London (BBN)-HSBC, the global bank currently at the centre of a tax scandal, has blamed a 17% fall in annual profits on the cost of past mistakes.
The London-listed group said reported profit before tax fell to $18.68bn (£12.14bn) in 2014 and it reflected "lower business disposal and reclassification gains and the negative effect, on both revenue and costs, of significant items including fines, settlements, UK customer redress and associated provisions", reports The sky News.
The explanation reflected the continued cost on the industry of a number of scandals, including the mis-selling of payment protection insurance (PPI).

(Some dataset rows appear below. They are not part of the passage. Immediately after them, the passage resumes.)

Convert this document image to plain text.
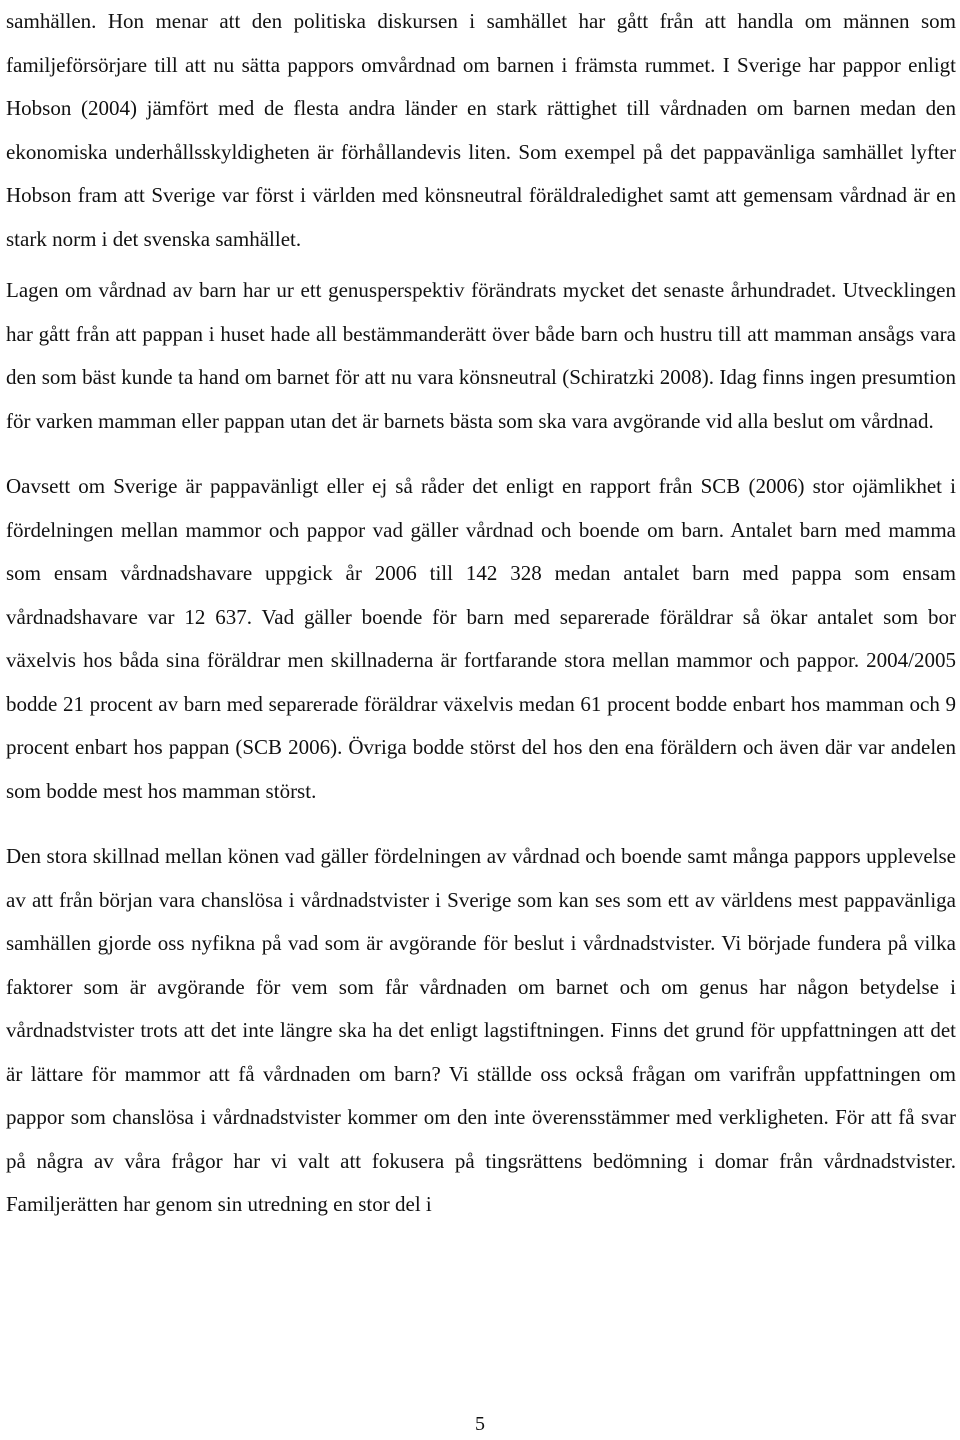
samhällen. Hon menar att den politiska diskursen i samhället har gått från att handla om männen som familjeförsörjare till att nu sätta pappors omvårdnad om barnen i främsta rummet. I Sverige har pappor enligt Hobson (2004) jämfört med de flesta andra länder en stark rättighet till vårdnaden om barnen medan den ekonomiska underhållsskyldigheten är förhållandevis liten. Som exempel på det pappavänliga samhället lyfter Hobson fram att Sverige var först i världen med könsneutral föräldraledighet samt att gemensam vårdnad är en stark norm i det svenska samhället.

Lagen om vårdnad av barn har ur ett genusperspektiv förändrats mycket det senaste århundradet. Utvecklingen har gått från att pappan i huset hade all bestämmanderätt över både barn och hustru till att mamman ansågs vara den som bäst kunde ta hand om barnet för att nu vara könsneutral (Schiratzki 2008). Idag finns ingen presumtion för varken mamman eller pappan utan det är barnets bästa som ska vara avgörande vid alla beslut om vårdnad.

Oavsett om Sverige är pappavänligt eller ej så råder det enligt en rapport från SCB (2006) stor ojämlikhet i fördelningen mellan mammor och pappor vad gäller vårdnad och boende om barn. Antalet barn med mamma som ensam vårdnadshavare uppgick år 2006 till 142 328 medan antalet barn med pappa som ensam vårdnadshavare var 12 637. Vad gäller boende för barn med separerade föräldrar så ökar antalet som bor växelvis hos båda sina föräldrar men skillnaderna är fortfarande stora mellan mammor och pappor. 2004/2005 bodde 21 procent av barn med separerade föräldrar växelvis medan 61 procent bodde enbart hos mamman och 9 procent enbart hos pappan (SCB 2006). Övriga bodde störst del hos den ena föräldern och även där var andelen som bodde mest hos mamman störst.

Den stora skillnad mellan könen vad gäller fördelningen av vårdnad och boende samt många pappors upplevelse av att från början vara chanslösa i vårdnadstvister i Sverige som kan ses som ett av världens mest pappavänliga samhällen gjorde oss nyfikna på vad som är avgörande för beslut i vårdnadstvister. Vi började fundera på vilka faktorer som är avgörande för vem som får vårdnaden om barnet och om genus har någon betydelse i vårdnadstvister trots att det inte längre ska ha det enligt lagstiftningen. Finns det grund för uppfattningen att det är lättare för mammor att få vårdnaden om barn? Vi ställde oss också frågan om varifrån uppfattningen om pappor som chanslösa i vårdnadstvister kommer om den inte överensstämmer med verkligheten. För att få svar på några av våra frågor har vi valt att fokusera på tingsrättens bedömning i domar från vårdnadstvister. Familjerätten har genom sin utredning en stor del i

5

The results were announced just hours after HSBC's chief executive Stuart Gulliver, who has vowed to reform the bank in the wake of allegations of complicity in tax evasion at its Swiss arm, was dragged into a tax row himself.
Mr Gulliver, who denies any wrong-doing in connection with his own Swiss-based account, said he was "disappointed" in the group's performance in 2014.
"Profits disappointed, although a tough fourth quarter masked some of the progress made over the preceding three quarters.
"Many of the challenging aspects of the fourth-quarter results were common to the industry as a whole."
Banks have not only been negotiating the effects of record-low interest rates but also uncertainty over the global economy.
In relation to the Swiss tax scandal, HSBC chairman Douglas Flint said the bank needed to reinforce controls and demonstrate their effectiveness.
He added: "We deeply regret and apologise for the conduct and compliance failures highlighted, which were in contravention of our own policies as well as expectations of us."
The bank was also the subject of a £216m fine from the Financial Conduct Authority relating to HSBC's failure to prevent the rigging of foreign exchange operations.